The effect of the oil was little short of marvellous. Far to leeward the tumultuous seas subsided as if by magic, leaving a calm, fan-shaped belt of iridescent water bounded by a terrific turmoil of broken water.

Clad in oilskins, sou'wester, and rubber boots, Webb took his place by the side of the coxswain. For'ard everything had been battened down, while in the stern-sheets were a couple of coils of rope and a strongly-stropped empty water breaker.

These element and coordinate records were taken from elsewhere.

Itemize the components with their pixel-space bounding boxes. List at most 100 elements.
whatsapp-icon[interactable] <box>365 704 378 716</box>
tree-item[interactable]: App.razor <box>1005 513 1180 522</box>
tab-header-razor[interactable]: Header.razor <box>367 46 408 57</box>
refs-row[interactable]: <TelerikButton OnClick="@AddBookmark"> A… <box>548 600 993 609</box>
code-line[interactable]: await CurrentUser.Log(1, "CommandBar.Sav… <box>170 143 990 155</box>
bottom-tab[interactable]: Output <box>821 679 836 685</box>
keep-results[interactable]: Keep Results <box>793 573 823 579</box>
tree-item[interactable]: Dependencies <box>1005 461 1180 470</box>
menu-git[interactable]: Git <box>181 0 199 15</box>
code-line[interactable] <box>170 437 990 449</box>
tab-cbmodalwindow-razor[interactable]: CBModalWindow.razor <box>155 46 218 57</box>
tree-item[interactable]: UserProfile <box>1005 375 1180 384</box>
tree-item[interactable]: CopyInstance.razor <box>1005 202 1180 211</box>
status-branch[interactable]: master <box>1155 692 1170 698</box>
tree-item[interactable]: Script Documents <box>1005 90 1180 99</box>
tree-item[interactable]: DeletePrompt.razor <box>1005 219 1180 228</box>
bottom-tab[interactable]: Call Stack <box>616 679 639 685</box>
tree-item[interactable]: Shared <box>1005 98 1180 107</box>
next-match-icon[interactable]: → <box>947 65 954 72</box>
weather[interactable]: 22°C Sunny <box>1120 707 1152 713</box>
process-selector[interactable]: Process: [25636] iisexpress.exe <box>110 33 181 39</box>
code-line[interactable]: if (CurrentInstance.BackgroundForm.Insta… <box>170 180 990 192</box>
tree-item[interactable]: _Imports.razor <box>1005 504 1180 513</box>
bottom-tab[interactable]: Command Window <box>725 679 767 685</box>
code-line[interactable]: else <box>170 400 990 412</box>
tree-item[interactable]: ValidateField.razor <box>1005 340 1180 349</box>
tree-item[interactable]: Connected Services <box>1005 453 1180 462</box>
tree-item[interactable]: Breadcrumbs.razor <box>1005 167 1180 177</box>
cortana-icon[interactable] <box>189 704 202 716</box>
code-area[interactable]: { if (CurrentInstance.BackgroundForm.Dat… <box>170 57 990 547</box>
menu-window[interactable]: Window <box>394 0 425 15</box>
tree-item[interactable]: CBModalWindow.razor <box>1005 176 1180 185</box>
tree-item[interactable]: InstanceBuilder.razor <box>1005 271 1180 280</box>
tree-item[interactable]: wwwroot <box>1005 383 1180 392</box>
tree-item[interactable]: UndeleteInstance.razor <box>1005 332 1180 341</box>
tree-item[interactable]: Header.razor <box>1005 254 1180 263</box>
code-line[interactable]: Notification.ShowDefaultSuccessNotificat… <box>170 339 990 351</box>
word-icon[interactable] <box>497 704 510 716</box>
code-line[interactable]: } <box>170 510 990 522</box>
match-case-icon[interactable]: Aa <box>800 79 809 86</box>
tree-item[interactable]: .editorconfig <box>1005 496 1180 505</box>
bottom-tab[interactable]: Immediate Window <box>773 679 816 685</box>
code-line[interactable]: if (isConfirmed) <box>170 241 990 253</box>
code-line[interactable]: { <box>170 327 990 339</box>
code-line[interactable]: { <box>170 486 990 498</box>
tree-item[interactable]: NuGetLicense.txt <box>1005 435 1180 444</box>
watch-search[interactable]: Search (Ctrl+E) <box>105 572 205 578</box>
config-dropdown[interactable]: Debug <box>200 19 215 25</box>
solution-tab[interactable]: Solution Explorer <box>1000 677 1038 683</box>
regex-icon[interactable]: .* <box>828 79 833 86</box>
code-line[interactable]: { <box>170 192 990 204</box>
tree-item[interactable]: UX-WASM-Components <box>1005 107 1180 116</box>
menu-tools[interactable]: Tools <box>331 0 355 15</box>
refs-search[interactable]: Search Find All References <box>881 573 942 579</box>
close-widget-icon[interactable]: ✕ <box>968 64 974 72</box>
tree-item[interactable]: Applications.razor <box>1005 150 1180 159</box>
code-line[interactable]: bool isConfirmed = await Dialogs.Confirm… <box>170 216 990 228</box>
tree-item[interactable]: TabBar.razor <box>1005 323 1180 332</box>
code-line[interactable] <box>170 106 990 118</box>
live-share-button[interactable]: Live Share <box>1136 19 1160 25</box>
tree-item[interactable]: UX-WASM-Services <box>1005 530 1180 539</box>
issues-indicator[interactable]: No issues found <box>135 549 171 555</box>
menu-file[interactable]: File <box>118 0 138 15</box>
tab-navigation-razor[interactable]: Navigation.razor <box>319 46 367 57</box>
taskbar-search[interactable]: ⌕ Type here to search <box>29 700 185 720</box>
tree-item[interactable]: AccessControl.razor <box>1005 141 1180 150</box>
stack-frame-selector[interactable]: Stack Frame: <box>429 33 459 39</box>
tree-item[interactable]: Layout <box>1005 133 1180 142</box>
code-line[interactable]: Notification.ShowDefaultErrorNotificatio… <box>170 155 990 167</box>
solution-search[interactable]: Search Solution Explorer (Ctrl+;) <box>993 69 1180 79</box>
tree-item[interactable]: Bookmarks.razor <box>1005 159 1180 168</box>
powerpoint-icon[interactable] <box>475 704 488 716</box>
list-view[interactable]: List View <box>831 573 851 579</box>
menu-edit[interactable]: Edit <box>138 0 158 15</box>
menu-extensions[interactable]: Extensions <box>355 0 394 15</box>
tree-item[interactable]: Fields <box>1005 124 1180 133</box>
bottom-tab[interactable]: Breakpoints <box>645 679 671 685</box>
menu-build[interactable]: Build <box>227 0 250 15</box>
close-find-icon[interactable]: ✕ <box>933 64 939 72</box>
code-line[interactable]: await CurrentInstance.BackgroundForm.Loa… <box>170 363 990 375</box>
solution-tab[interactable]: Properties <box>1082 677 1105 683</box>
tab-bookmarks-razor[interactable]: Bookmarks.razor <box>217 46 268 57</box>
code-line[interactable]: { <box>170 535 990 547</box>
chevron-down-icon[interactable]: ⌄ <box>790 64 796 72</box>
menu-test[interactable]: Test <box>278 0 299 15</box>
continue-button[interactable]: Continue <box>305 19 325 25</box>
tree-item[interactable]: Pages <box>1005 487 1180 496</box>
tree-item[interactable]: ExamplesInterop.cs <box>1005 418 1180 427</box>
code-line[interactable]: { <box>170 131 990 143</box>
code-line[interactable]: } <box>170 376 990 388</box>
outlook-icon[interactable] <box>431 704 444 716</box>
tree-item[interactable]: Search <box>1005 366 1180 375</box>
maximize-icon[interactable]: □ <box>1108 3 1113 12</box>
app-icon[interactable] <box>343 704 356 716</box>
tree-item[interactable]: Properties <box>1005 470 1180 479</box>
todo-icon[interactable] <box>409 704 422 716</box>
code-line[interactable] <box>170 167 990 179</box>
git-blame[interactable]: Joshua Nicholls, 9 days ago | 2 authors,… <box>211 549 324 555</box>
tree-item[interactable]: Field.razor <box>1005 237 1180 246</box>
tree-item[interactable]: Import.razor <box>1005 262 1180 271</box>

"Easy ahead," ordered the Sub. Although every moment was precious, he was too good a seaman to attempt to drive his boat at full speed through the turmoil of foaming seas immediately beyond the belt of oil-quelled water. To have done so would have resulted in a severe strain upon the engines owing to the racing of the propeller as the boat's stern lifted clear of the waves, and quite possibly the cutter would have found herself in a far more dangerous predicament than the life-boat to whose assistance she was proceeding.

Soon the steamboat was in the thick of it. Solid waves swept her as far aft as the cabin top; clouds of vapour, caused by the cold water coming in sudden contact with the hot funnel-casing, enveloped the Sub and the coxswain in a blinding, scurrying pall of moisture. Only by holding on like grim death were the two able to save themselves from being thrown overboard by the erratic, almost vertical jerk of the boat's stern. At rapid intervals the helm had to be smartly ported in order to enable the steamboat to meet the hissing crested waves, which, had they hit the craft on her broadside, might easily have capsized her, or at least flooded her cockpit flush with the coamings.

Nobly the cutter struggled onwards. Every foot gained was the result of sheer hard work—a contest of the product of a mechanical age with the forces of nature. Gradually the distance between her and the Portchester Castle increased; she was making slow but sure headway against wind and waves.

"See anything of the boat?" asked Webb, bellowing into the coxswain's ear in order to make himself understood in the racket of pounding machinery and the roar of the elements.

"Not a sign, sir," replied the man. "Maybe she's in the trough of the sea when we're on top of a wave, and t'other way about. Anyways, we'll pick her up if she's still afloat."

For full half an hour the strenuous struggle continued, then the steamboat entered a comparatively calm belt of water. The respite was but temporary, for two hundred yards ahead began the broken water as the waves began to thunder on the flat shore.

"There she is, sir," shouted the coxswain, as the glistening white bows of the Sunderbund's life-boat were for a brief instant visible on the summit of a wave. "And lumme," he added under his breath, "they're about done in, I fancy. At all events it'll take some getting out of that jumble of surf."

The man was quite right in his surmise. The liner's boat was gradually and steadily losing ground. Despite the desperate and heroic efforts of her rowers—they had double- and treble-banked the oars that still remained serviceable—the physical strain was beginning to tell.